Can this be true? Perhaps I dreamt it.

Later… No I didn’t dream it. According to USA Today, 7 February, 2003,

WASHINGTON (AP) — President Bush said Wednesday that American troops under fire in Iraq aren’t about to pull out, and he challenged those tempted to attack U.S. forces, “Bring them on.”


Bush pledged to find and punish “anybody who wants to harm American troops,” and said the attacks would not weaken his resolve to restore peace and order in Iraq.

“There are some who feel like that the conditions are such that they can attack us there. My answer is bring them on,” Bush said. “We’ve got the force necessary to deal with the security situation.”

White House spokesman Ari Fleischer said Bush’s combative tone was not meant to invite attacks on Americans. “I think what the president was expressing there is his confidence in the men and women of the military to handle the military mission they still remain in the middle of,” Fleischer said.

But Sen. Frank Lautenberg, D-N.J., called the president’s language “irresponsible and inciteful.”

“I am shaking my head in disbelief,” Lautenberg said. “When I served in the Army in Europe during World War II, I never heard any military commander — let alone the commander in chief — invite enemies to attack U.S. troops.”

Rep. Dick Gephardt, D-Mo., said, “I have a message for the president: enough of the phony, macho rhetoric.”

“We should be focused on a long-term security plan that reduces the danger to our military personnel,” said Gephardt, who is running for president. “We need a serious attempt to develop a postwar plan for Iraq, and not more shoot-from-the-hip one-liners.”

Royal tribulations

Oh the poor dears. First Harry is denied permission to offer himself for abduction in Iraq. And now his brother William (Wills to you) has to deal with a Facebook hoax.

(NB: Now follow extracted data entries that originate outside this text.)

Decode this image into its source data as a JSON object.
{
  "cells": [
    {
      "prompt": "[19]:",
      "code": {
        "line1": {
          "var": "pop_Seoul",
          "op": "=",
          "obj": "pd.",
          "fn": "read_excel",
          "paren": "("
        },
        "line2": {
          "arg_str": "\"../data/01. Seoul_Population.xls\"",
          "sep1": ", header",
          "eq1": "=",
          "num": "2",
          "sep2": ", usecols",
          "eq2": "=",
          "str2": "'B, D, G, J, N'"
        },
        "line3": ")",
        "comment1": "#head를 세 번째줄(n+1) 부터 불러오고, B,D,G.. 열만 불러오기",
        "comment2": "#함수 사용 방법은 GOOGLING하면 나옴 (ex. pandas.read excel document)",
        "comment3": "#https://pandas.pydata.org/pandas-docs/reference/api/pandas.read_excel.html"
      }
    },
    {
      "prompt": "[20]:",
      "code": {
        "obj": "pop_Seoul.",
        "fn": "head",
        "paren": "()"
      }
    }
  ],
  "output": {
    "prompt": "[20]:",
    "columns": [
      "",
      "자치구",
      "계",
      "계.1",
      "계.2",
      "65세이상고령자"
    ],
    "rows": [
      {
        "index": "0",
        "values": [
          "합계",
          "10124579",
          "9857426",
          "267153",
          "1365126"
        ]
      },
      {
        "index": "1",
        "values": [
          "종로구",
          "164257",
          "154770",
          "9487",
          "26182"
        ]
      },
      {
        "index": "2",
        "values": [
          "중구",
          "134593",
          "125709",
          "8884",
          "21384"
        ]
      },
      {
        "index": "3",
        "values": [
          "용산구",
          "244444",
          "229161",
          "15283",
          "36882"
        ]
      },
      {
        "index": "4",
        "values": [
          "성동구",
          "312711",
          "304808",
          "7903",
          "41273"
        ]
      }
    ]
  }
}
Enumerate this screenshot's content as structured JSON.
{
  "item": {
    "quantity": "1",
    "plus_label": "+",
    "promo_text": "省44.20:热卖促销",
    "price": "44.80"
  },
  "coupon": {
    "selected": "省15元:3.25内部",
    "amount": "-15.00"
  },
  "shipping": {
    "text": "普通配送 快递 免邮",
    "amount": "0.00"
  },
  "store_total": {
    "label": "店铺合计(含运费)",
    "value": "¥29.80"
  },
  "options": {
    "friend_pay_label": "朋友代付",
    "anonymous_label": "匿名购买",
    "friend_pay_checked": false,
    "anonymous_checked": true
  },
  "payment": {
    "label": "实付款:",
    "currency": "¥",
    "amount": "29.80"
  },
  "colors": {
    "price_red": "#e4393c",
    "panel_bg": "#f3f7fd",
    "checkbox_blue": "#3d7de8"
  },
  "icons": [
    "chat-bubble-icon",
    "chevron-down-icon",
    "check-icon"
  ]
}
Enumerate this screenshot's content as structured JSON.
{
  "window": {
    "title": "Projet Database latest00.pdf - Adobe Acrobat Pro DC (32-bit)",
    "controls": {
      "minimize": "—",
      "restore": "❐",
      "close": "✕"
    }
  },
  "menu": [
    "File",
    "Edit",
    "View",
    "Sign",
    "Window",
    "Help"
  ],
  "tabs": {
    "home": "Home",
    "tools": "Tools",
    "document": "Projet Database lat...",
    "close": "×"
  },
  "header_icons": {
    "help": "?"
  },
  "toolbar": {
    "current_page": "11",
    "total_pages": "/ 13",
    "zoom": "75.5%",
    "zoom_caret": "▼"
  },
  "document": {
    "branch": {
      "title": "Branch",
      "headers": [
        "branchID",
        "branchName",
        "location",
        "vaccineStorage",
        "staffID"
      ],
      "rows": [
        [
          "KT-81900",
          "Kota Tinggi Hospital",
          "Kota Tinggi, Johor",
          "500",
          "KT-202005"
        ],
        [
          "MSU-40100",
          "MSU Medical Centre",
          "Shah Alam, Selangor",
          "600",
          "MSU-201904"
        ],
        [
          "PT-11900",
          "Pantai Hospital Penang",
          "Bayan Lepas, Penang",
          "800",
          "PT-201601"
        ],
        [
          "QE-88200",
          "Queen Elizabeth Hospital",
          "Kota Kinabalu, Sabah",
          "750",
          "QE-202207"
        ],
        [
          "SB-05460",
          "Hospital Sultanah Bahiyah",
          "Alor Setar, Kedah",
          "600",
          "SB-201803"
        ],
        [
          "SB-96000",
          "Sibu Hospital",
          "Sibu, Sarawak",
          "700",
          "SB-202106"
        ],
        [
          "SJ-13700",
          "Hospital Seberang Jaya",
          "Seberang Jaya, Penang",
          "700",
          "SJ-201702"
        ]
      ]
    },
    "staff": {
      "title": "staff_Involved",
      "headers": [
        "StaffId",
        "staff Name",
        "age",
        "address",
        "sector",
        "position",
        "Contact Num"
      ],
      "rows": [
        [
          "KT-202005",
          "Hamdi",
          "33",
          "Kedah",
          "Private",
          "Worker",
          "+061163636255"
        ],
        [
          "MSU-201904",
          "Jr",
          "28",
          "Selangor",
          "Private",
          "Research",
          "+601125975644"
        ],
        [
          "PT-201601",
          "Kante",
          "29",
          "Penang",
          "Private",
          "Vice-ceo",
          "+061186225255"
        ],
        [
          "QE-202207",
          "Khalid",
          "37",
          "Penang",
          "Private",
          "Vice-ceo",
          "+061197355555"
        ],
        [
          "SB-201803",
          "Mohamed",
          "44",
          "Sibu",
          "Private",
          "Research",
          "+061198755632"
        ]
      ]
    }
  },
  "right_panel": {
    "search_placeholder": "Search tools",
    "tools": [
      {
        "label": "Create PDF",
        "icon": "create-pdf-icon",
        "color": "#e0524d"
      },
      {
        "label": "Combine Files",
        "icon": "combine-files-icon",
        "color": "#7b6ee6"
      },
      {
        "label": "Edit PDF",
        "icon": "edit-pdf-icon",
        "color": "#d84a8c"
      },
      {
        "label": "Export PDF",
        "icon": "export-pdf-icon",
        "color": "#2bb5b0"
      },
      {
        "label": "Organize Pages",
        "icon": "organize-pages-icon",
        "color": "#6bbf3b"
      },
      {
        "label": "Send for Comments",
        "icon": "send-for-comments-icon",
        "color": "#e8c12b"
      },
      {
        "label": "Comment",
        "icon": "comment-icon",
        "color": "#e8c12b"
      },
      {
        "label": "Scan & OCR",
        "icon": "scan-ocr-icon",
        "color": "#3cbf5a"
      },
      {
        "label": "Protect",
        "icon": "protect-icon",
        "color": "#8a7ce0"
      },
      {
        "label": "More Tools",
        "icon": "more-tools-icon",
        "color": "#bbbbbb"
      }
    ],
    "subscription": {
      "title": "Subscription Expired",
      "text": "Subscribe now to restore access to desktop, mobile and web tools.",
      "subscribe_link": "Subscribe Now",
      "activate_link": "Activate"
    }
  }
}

More than 45 members of Wills’s inner-circle were hoodwinked, including former classmates at St Andrews University and Eton College. In the past month the trickster has posted photos and messages to many of William’s friends.

Daily Mirror, May 16, 2007

Shocking. Er, tut, tut.

Join the Marines, see the world

A new kind of user-generated content — video from a US Humvee on patrol on a dirt road in Iraq. Contains strong language and is best avoided by readers with sensitive dispositions. But it provides a vivid illustration of why US military power is so impotent in Iraq. This is what Donald Rumsfeld & Co never reckoned with.


The Blair legacy

This week’s Private Eye cover. Says it all, really. And yet, if it weren’t for Iraq, he would probably be remembered as a great reforming Prime Minister. As the man said, all political careers end in failure.